1938: Nach der Pogromnacht ist im Leben von Ruth und ihrer Familie nichts mehr, wie es war. Die Übergriffe lasten schwer auf ihnen und ihren Freunden. Wer kann, verlässt die Heimat, um den immer massiveren Anfeindungen zu entgehen. Auch die Meyers bemühen sich um Visa, doch die Chancen, das Land schnell verlassen zu können, stehen schlecht. Vor allem wollen sie eines: als Familie zusammenbleiben. Dann passiert, wovor sich alle gefürchtet haben: Ruths Vater wird verhaftet. Ruth sieht keine andere Möglichkeit, als auf eigene Faust zu versuchen, ins Ausland zu kommen: Nur so, glaubt sie, ihren Vater und ihre Familie retten zu können ... Eine dramatische Familiengeschichte, die auf wahren Begebenheiten beruht.



Ulrike Renk, Jahrgang 1967, studierte Literatur und Medienwissenschaften und lebt mit ihrer Familie in Krefeld. Familiengeschichten haben sie schon immer fasziniert, und so verwebt sie in ihren erfolgreichen Romanen Realität mit Fiktion. Im Aufbau Taschenbuch liegen ihre Australien-Saga, die Ostpreußen-Saga, sowie der erste Band der Seidenstadt-Saga, Jahre aus Seide, und zahlreiche historische Romane vor. Mehr zur Autorin unter www.ulrikerenk.de

Kapitel 1


Krefeld, November 1938

»Ihr könnt jetzt gehen, es scheint sicher zu sein«, sagte Josefine und schaute aus dem Fenster. »Niemand ist auf der Straße.« Sie sah Ruth und Ilse sorgenvoll an. »Aber mir wäre es lieber, ihr würdet bleiben.«

»Das geht nicht, Tante Finchen«, sagte die siebzehnjährige Ruth und biss sich auf die Lippen. Ihr war flau im Magen, sie hatte Angst, eine Angst, so groß, wie sie sie im Leben noch nicht verspürt hatte.

»Ich muss wissen, was mit Mutti und Vati ist.« Sie blickte zu Ilse, ihrer jüngeren Schwester. »Aber du kannst hierbleiben …«

Ilse schüttelte stumm den Kopf.

Wieder sah Josefine Aretz nach draußen. »Dann geht jetzt. Schnell, aber unauffällig. Ihr könnt jederzeit zurückkommen, das wisst ihr!«

»Danke, dass ihr für uns da seid.« Mit entschlossenen Schritten machte sie sich auf den Weg. Ilse folgte ihr, nach ein paar Metern griff sie nach ihrer Hand. Sie war warm und lag fest in der ihren, aber Ruth spürte, dass auch sie Angst hatte.

Auf der anderen Straßenseite lag der kleine Schreibwarenladen der Familie Tauber. Curt Tauber nagelte gerade Bretter vor das eingeschlagene Schaufenster. Erst jetzt bemerkte Ruth die Scherben auf dem Bürgersteig.

Es war ungewöhnlich ruhig, fast schon gespenstisch nach dem Chaos und den Verwüstungen des letzten Tages. Eine Dunstglocke lag über der Stadt, es roch nach Qualm und Rauch, nach verbranntem Holz und Stoff, nach Vergeltung und Zerstörung.

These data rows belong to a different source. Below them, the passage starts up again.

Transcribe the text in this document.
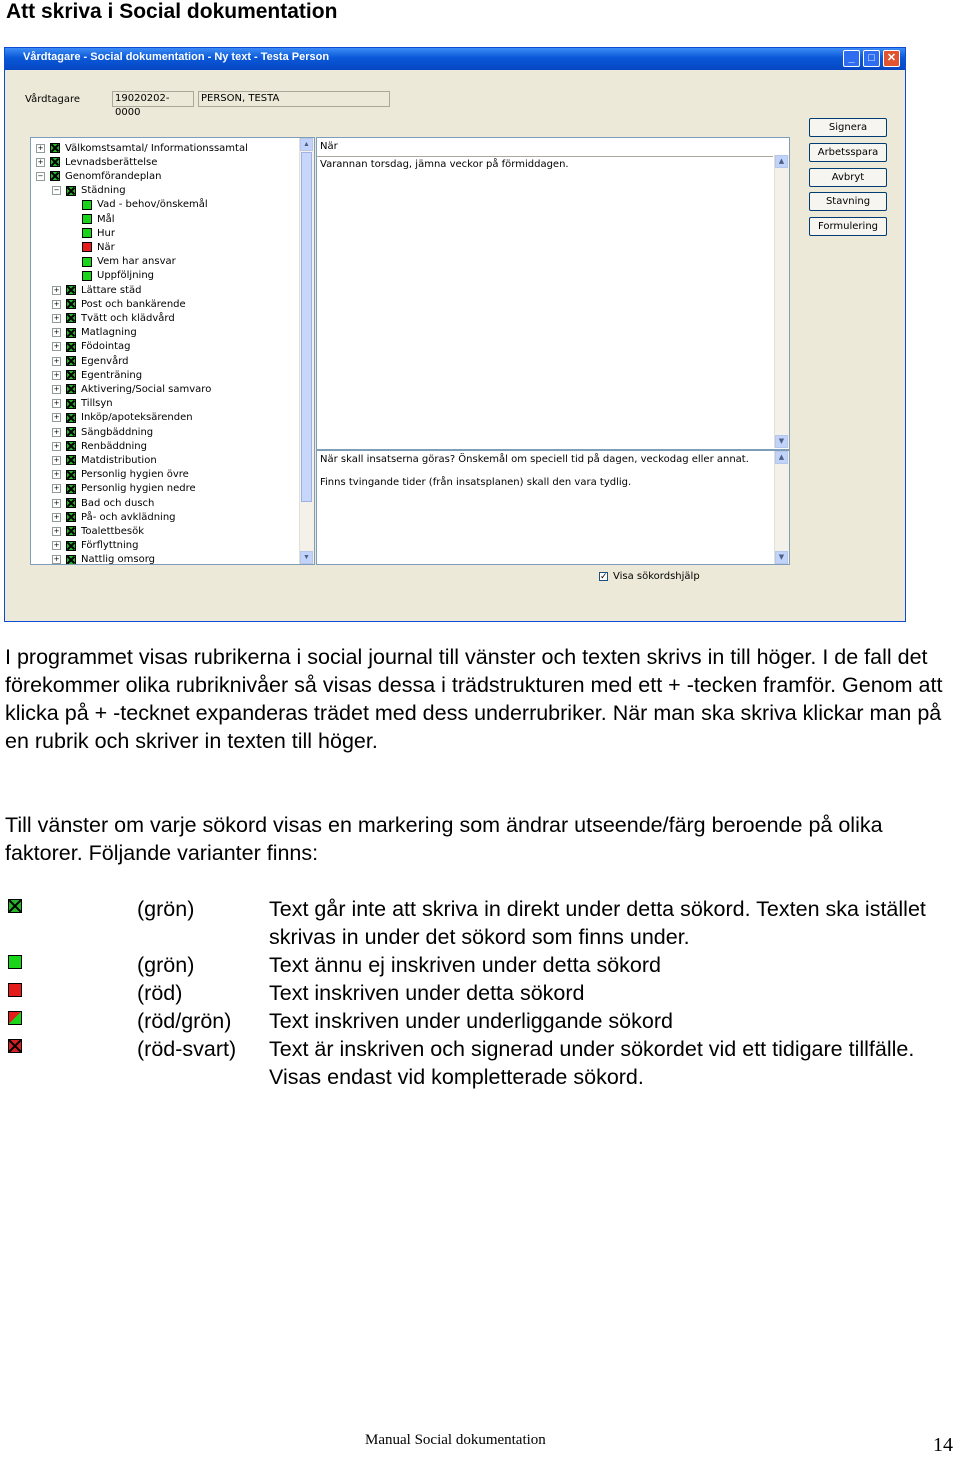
Att skriva i Social dokumentation
Vårdtagare - Social dokumentation - Ny text - Testa Person	_	□	✕
Vårdtagare	19020202-0000
PERSON, TESTA
▲
▼
+ Välkomstsamtal/ Informationssamtal
+ Levnadsberättelse
− Genomförandeplan
− Städning
Vad - behov/önskemål
Mål
Hur
När
Vem har ansvar
Uppföljning
+ Lättare städ
+ Post och bankärende
+ Tvätt och klädvård
+ Matlagning
+ Födointag
+ Egenvård
+ Egenträning
+ Aktivering/Social samvaro
+ Tillsyn
+ Inköp/apoteksärenden
+ Sängbäddning
+ Renbäddning
+ Matdistribution
+ Personlig hygien övre
+ Personlig hygien nedre
+ Bad och dusch
+ På- och avklädning
+ Toalettbesök
+ Förflyttning
+ Nattlig omsorg
När
Varannan torsdag, jämna veckor på förmiddagen.	▲
▼
När skall insatserna göras? Önskemål om speciell tid på dagen, veckodag eller annat.
Finns tvingande tider (från insatsplanen) skall den vara tydlig.
▲
▼
Signera
Arbetsspara
Avbryt
Stavning
Formulering
✓ Visa sökordshjälp

I programmet visas rubrikerna i social journal till vänster och texten skrivs in till höger. I de fall det förekommer olika rubriknivåer så visas dessa i trädstrukturen med ett + -tecken framför. Genom att klicka på + -tecknet expanderas trädet med dess underrubriker. När man ska skriva klickar man på en rubrik och skriver in texten till höger.

Till vänster om varje sökord visas en markering som ändrar utseende/färg beroende på olika faktorer. Följande varianter finns:

(grön)	Text går inte att skriva in direkt under detta sökord. Texten ska istället skrivas in under det sökord som finns under.
(grön)	Text ännu ej inskriven under detta sökord
(röd)	Text inskriven under detta sökord
(röd/grön) Text inskriven under underliggande sökord
(röd-svart) Text är inskriven och signerad under sökordet vid ett tidigare tillfälle. Visas endast vid kompletterade sökord.
Manual Social dokumentation	14
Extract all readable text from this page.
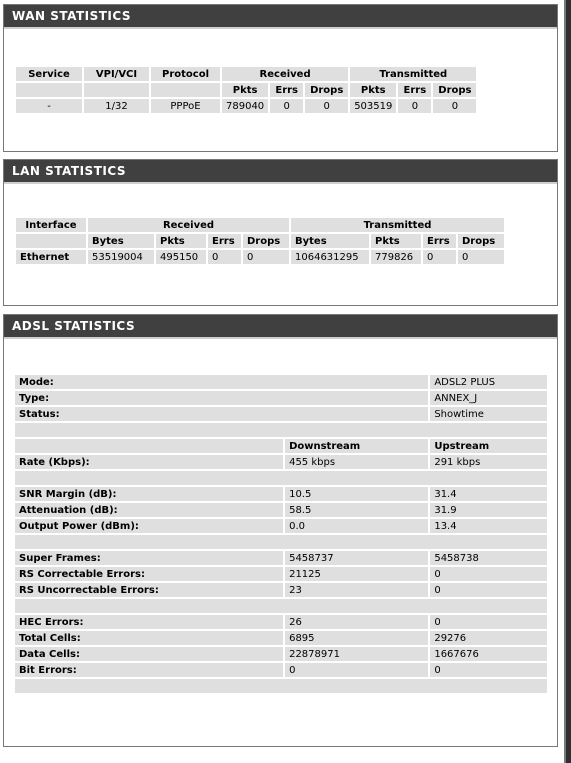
WAN STATISTICS
Service	VPI/VCI	Protocol	Received			Transmitted		
			Pkts	Errs	Drops	Pkts	Errs	Drops
-	1/32	PPPoE	789040	0	0	503519	0	0
LAN STATISTICS
Interface	Received				Transmitted			
	Bytes	Pkts	Errs	Drops	Bytes	Pkts	Errs	Drops
Ethernet	53519004	495150	0	0	1064631295	779826	0	0
ADSL STATISTICS
Mode:		ADSL2 PLUS
Type:		ANNEX_J
Status:		Showtime

	Downstream	Upstream
Rate (Kbps):	455 kbps	291 kbps

SNR Margin (dB):	10.5	31.4
Attenuation (dB):	58.5	31.9
Output Power (dBm):	0.0	13.4

Super Frames:	5458737	5458738
RS Correctable Errors:	21125	0
RS Uncorrectable Errors:	23	0

HEC Errors:	26	0
Total Cells:	6895	29276
Data Cells:	22878971	1667676
Bit Errors:	0	0
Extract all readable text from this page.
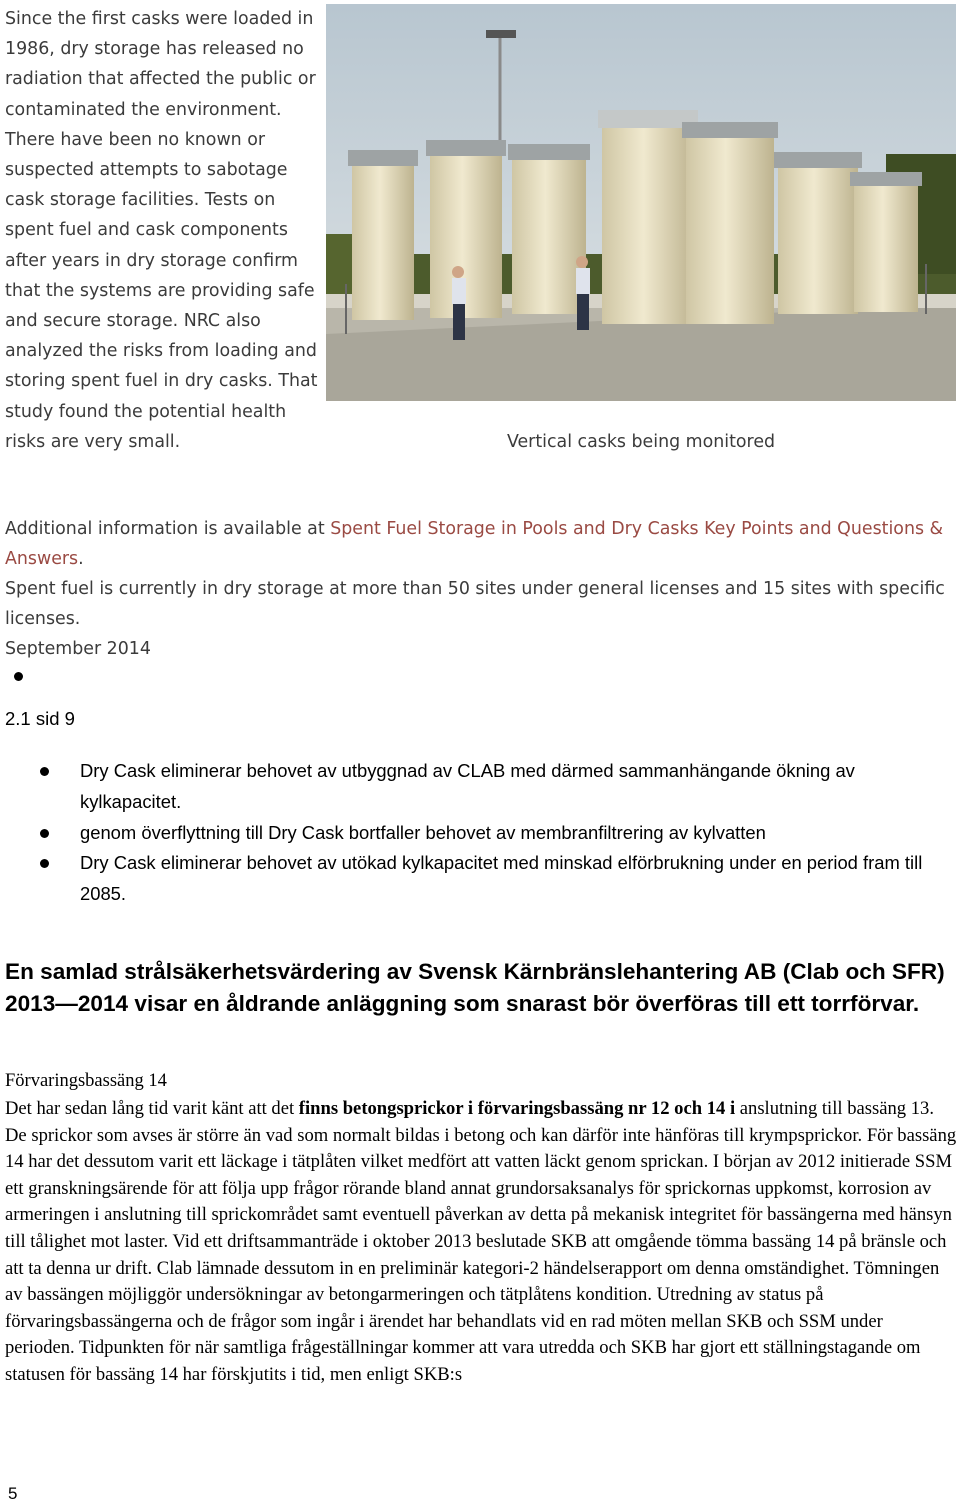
Since the first casks were loaded in 1986, dry storage has released no radiation that affected the public or contaminated the environment. There have been no known or suspected attempts to sabotage cask storage facilities. Tests on spent fuel and cask components after years in dry storage confirm that the systems are providing safe and secure storage. NRC also analyzed the risks from loading and storing spent fuel in dry casks. That study found the potential health risks are very small.	Vertical casks being monitored

Additional information is available at Spent Fuel Storage in Pools and Dry Casks Key Points and Questions & Answers.

Spent fuel is currently in dry storage at more than 50 sites under general licenses and 15 sites with specific licenses.

September 2014

2.1 sid 9
Dry Cask eliminerar behovet av utbyggnad av CLAB med därmed sammanhängande ökning av kylkapacitet.
genom överflyttning till Dry Cask bortfaller behovet av membranfiltrering av kylvatten
Dry Cask eliminerar behovet av utökad kylkapacitet med minskad elförbrukning under en period fram till 2085.
En samlad strålsäkerhetsvärdering av Svensk Kärnbränslehantering AB (Clab och SFR) 2013—2014 visar en åldrande anläggning som snarast bör överföras till ett torrförvar.
Förvaringsbassäng 14

Det har sedan lång tid varit känt att det finns betongsprickor i förvaringsbassäng nr 12 och 14 i anslutning till bassäng 13. De sprickor som avses är större än vad som normalt bildas i betong och kan därför inte hänföras till krympsprickor. För bassäng 14 har det dessutom varit ett läckage i tätplåten vilket medfört att vatten läckt genom sprickan. I början av 2012 initierade SSM ett granskningsärende för att följa upp frågor rörande bland annat grundorsaksanalys för sprickornas uppkomst, korrosion av armeringen i anslutning till sprickområdet samt eventuell påverkan av detta på mekanisk integritet för bassängerna med hänsyn till tålighet mot laster. Vid ett driftsammanträde i oktober 2013 beslutade SKB att omgående tömma bassäng 14 på bränsle och att ta denna ur drift. Clab lämnade dessutom in en preliminär kategori-2 händelserapport om denna omständighet. Tömningen av bassängen möjliggör undersökningar av betongarmeringen och tätplåtens kondition. Utredning av status på förvaringsbassängerna och de frågor som ingår i ärendet har behandlats vid en rad möten mellan SKB och SSM under perioden. Tidpunkten för när samtliga frågeställningar kommer att vara utredda och SKB har gjort ett ställningstagande om statusen för bassäng 14 har förskjutits i tid, men enligt SKB:s

5
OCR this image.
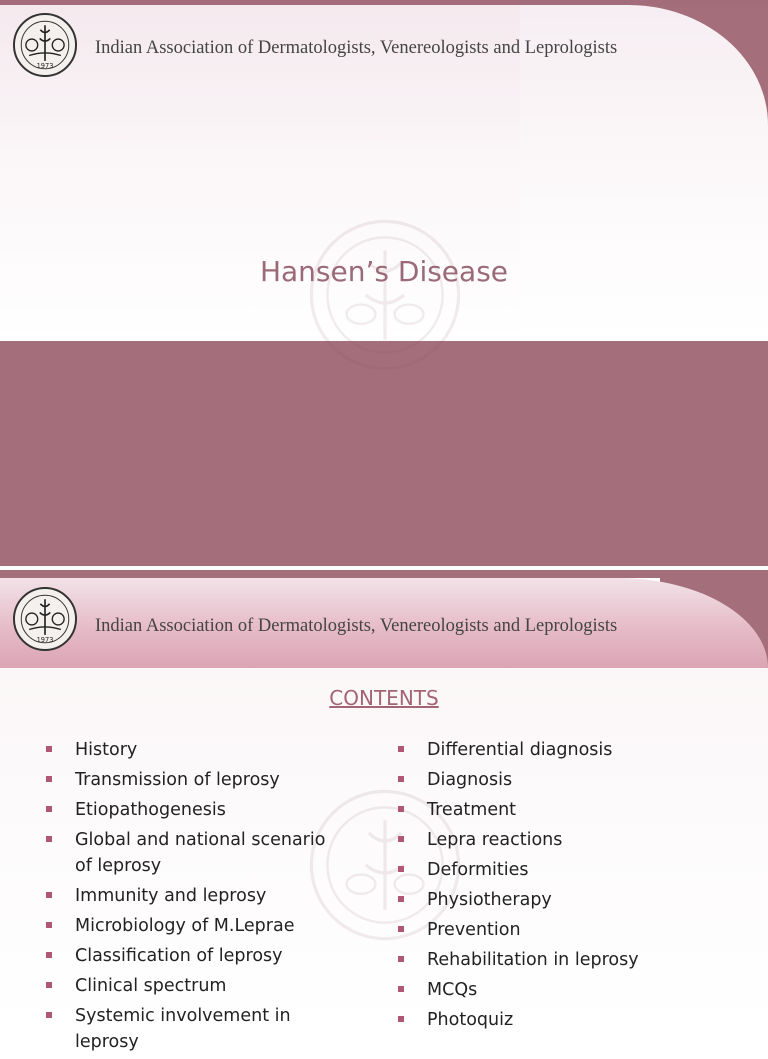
1973
Indian Association of Dermatologists, Venereologists and Leprologists
Hansen’s Disease
1973
Indian Association of Dermatologists, Venereologists and Leprologists
CONTENTS
History
Transmission of leprosy
Etiopathogenesis
Global and national scenario of leprosy
Immunity and leprosy
Microbiology of M.Leprae
Classification of leprosy
Clinical spectrum
Systemic involvement in leprosy
Differential diagnosis
Diagnosis
Treatment
Lepra reactions
Deformities
Physiotherapy
Prevention
Rehabilitation in leprosy
MCQs
Photoquiz
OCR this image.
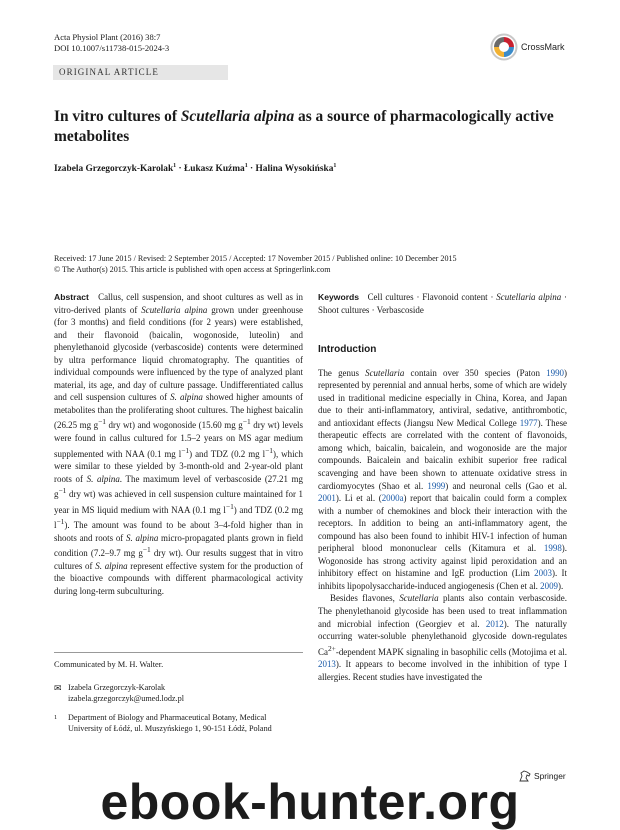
Acta Physiol Plant (2016) 38:7
DOI 10.1007/s11738-015-2024-3	CrossMark
ORIGINAL ARTICLE
In vitro cultures of Scutellaria alpina as a source of pharmacologically active metabolites
Izabela Grzegorczyk-Karolak$^1$ · Łukasz Kuźma$^1$ · Halina Wysokińska$^1$
Received: 17 June 2015 / Revised: 2 September 2015 / Accepted: 17 November 2015 / Published online: 10 December 2015
© The Author(s) 2015. This article is published with open access at Springerlink.com

Abstract Callus, cell suspension, and shoot cultures as well as in vitro-derived plants of Scutellaria alpina grown under greenhouse (for 3 months) and field conditions (for 2 years) were established, and their flavonoid (baicalin, wogonoside, luteolin) and phenylethanoid glycoside (verbascoside) contents were determined by ultra performance liquid chromatography. The quantities of individual compounds were influenced by the type of analyzed plant material, its age, and day of culture passage. Undifferentiated callus and cell suspension cultures of S. alpina showed higher amounts of metabolites than the proliferating shoot cultures. The highest baicalin (26.25 mg $g^{-1}$ dry wt) and wogonoside (15.60 mg $g^{-1}$ dry wt) levels were found in callus cultured for 1.5–2 years on MS agar medium supplemented with NAA (0.1 mg $l^{-1}$) and TDZ (0.2 mg $l^{-1}$), which were similar to these yielded by 3-month-old and 2-year-old plant roots of S. alpina. The maximum level of verbascoside (27.21 mg $g^{-1}$ dry wt) was achieved in cell suspension culture maintained for 1 year in MS liquid medium with NAA (0.1 mg $l^{-1}$) and TDZ (0.2 mg $l^{-1}$). The amount was found to be about 3–4-fold higher than in shoots and roots of S. alpina micro-propagated plants grown in field condition (7.2–9.7 mg $g^{-1}$ dry wt). Our results suggest that in vitro cultures of S. alpina represent effective system for the production of the bioactive compounds with different pharmacological activity during long-term subculturing.

Communicated by M. H. Walter.
✉ Izabela Grzegorczyk-Karolak
izabela.grzegorczyk@umed.lodz.pl
1 Department of Biology and Pharmaceutical Botany, Medical University of Łódź, ul. Muszyńskiego 1, 90-151 Łódź, Poland

Keywords Cell cultures · Flavonoid content · Scutellaria alpina · Shoot cultures · Verbascoside

Introduction

The genus Scutellaria contain over 350 species (Paton 1990) represented by perennial and annual herbs, some of which are widely used in traditional medicine especially in China, Korea, and Japan due to their anti-inflammatory, antiviral, sedative, antithrombotic, and antioxidant effects (Jiangsu New Medical College 1977). These therapeutic effects are correlated with the content of flavonoids, among which, baicalin, baicalein, and wogonoside are the major compounds. Baicalein and baicalin exhibit superior free radical scavenging and have been shown to attenuate oxidative stress in cardiomyocytes (Shao et al. 1999) and neuronal cells (Gao et al. 2001). Li et al. (2000a) report that baicalin could form a complex with a number of chemokines and block their interaction with the receptors. In addition to being an anti-inflammatory agent, the compound has also been found to inhibit HIV-1 infection of human peripheral blood mononuclear cells (Kitamura et al. 1998). Wogonoside has strong activity against lipid peroxidation and an inhibitory effect on histamine and IgE production (Lim 2003). It inhibits lipopolysaccharide-induced angiogenesis (Chen et al. 2009).

Besides flavones, Scutellaria plants also contain verbascoside. The phenylethanoid glycoside has been used to treat inflammation and microbial infection (Georgiev et al. 2012). The naturally occurring water-soluble phenylethanoid glycoside down-regulates $Ca^{2+}$-dependent MAPK signaling in basophilic cells (Motojima et al. 2013). It appears to become involved in the inhibition of type I allergies. Recent studies have investigated the

Springer
ebook-hunter.org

Den neunten November 1938 würde Ruth nie vergessen, die Bilder hatten sich in ihr Gedächtnis eingebrannt. Die lodernden Flammen, die aus der Synagoge schlugen.

Ihnen kam eine Frau entgegen, sie hatte den Kopf gesenkt, doch Ruth erkannte Hilde Goldschmitt.

»Guten Tag, Frau Goldschmitt«, sagte sie.

Die Frau blieb stehen.

»Was macht ihr denn auf der Straße?«, zischte sie. »Das ist doch viel zu gefährlich.«

»Wir wollen nach Hause …«, sagte Ruth.

»Wo kommt ihr denn her?«

»Wir haben die Nacht bei unserem Chauffeur verbracht«, antwortete Ilse, ihre Stimme klang ängstlich.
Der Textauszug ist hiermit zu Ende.